La frase es ya un clásico de la homofobia estrepitosa: “Tengo muchísimos amigos homosexuales, no tengo nada en contra de ellos”. No falla: cada vez que algún político, algún profesional destacado, algún intelectual mohoso o en horas bajas, alguna celebridad errática o algún famosillo de medio pelo o decididamente costroso suelta, de palabra o por escrito, algún rebuzno homófobo y se organiza el pertinente tiberio, el asno en cuestión acaba mostrándose en público convenientemente compungido y asegura que tiene millones de amigos homosexuales y encantadores y que él o ella siempre los han querido y los ha respetado un montón. Los últimos, que yo sepa, han sido esos dos Chunguitos en ese reality de Telecinco que se llama Gran Hermano VIP y que no voy a calificar porque no lo he visto.
La verdad es que a mí me da igual lo que digan los Chunguitos sobre los homosexuales o sobre las eminencias en física cuántica, por citar una disciplina científica que Karmele Marchante siempre pone, con gran pertinencia, como ejemplo de lo indescifrable. A mí lo que empieza a resultarme de veras inquietante es estar rodeado, sin saberlo, de amigos homófobos. Es cierto que a los amigos de verdad se les perdona prácticamente todo, pero al menos conviene saber de qué pie cojean. Desde luego, si yo fuera amigo de los Chunguitos, ahora estaría hecho polvo.
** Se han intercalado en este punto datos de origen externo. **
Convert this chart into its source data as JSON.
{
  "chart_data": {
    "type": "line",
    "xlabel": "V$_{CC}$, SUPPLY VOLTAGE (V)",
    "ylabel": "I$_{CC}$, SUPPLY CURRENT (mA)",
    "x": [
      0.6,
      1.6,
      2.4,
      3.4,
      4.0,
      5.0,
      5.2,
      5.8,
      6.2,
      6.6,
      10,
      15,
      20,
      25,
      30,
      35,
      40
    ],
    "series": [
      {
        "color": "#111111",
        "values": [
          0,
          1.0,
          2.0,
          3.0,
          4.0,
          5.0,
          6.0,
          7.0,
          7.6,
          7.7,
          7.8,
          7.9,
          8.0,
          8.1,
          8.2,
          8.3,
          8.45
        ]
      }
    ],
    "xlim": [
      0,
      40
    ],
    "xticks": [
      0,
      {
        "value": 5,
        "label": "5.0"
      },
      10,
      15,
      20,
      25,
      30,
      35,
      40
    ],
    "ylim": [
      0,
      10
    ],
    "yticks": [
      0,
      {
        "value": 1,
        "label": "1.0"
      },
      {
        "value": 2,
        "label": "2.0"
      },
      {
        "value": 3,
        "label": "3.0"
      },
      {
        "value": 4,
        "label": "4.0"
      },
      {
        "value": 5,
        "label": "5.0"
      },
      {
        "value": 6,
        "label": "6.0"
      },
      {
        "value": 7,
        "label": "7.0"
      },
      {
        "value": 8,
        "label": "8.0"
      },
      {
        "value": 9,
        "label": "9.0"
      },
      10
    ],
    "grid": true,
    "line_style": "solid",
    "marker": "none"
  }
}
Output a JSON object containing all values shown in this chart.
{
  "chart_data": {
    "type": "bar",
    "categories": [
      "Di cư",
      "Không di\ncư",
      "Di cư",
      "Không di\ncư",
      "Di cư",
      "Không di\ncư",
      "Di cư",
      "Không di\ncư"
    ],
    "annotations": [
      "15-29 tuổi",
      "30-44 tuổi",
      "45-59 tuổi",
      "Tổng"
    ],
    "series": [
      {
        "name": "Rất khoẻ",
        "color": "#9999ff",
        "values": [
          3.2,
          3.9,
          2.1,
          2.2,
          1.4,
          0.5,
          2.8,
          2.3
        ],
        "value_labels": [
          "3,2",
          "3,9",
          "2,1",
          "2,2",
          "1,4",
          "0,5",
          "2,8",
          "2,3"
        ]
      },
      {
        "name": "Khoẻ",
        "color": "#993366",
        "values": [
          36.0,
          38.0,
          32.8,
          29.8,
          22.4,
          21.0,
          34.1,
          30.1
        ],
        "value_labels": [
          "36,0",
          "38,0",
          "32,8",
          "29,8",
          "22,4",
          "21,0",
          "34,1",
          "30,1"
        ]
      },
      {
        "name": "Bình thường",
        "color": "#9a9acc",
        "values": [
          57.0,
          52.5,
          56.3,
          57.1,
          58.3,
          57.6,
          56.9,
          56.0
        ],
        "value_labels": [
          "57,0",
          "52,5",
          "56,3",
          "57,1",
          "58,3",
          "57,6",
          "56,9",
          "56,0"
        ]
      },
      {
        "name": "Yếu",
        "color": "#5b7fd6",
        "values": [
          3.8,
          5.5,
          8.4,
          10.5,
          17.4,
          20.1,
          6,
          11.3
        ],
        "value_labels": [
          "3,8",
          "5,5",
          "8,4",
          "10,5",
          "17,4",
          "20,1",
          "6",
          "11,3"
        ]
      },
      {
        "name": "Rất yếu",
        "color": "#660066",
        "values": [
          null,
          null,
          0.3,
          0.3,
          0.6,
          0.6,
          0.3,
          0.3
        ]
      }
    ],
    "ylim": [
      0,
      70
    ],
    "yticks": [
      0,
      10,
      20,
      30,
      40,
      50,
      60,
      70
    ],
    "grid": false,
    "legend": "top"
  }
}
Porque a los amigos gays, a las amigas lesbianas, a los amigos y amigas bisexuales y transexuales y bisexuales de esos Chunguitos más les vale no engañarse: esos Chunguitos les harán muchas cucamonas y echarán mano de ellos cada vez que los necesiten, pero, en el fondo –y por lo visto y oído, no tan en el fondo–, los desprecian.
El caso es que ahora mismo yo no sé si le perdonaría a algún amigo o amiga que dijera de pronto, en un arrebato de desvarío o de hiriente franqueza, lindezas como las que han vomitado los Chunguitos. No sé si les perdonaría, aunque se apresuraran a jurarme que no quisieron ofenderme, que yo soy diferente y que me siguen queriendo igual. Yo creo en el afecto y el respeto y la sinceridad y la generosidad de mis amigos, y no me refiero solo a mis amigos heterosexuales, porque conviene recordar aquí que la homofobia interiorizada de muchos homosexuales puede ser, en un momento dado, más ofensiva y más dañina y más soez que la que demuestran algunos heterosexuales virulentos. Pero yo no solo quiero amigos que me quieran, quiero amigos y amigas que no piensen –aunque tal vez nunca lo digan–, que no sientan –aunque se cuiden mucho de decirlo– que yo soy peor que ellos –más tonto, más sucio, más peligroso, menos de fiar– por el mero hecho de ser gay, o por no ser el gay que ellos consideren ‘respetable’. Que no se les escape –ay, sin querer– ninguna de esas ofensas en un momento de descontrol.
A lo mejor mis amigos me retiran sin contemplaciones la palabra después de todo lo que estoy diciendo. Porque un amigo de verdad no duda de sus amigos, está dispuesto siempre a disculpar sus equivocaciones, sabe no echar cuenta de comentarios y actitudes que delatan prejuicios y menosprecios aletargados, admite e incluso comparte bromas que se les afearían, con mejor o peor talente, a otros. Pero si yo fuera amigo de los Chunguitos, ¿lo seguiría siendo después de lo que han dicho de mí, después de lo que han dicho de todos y cada uno de nosotros?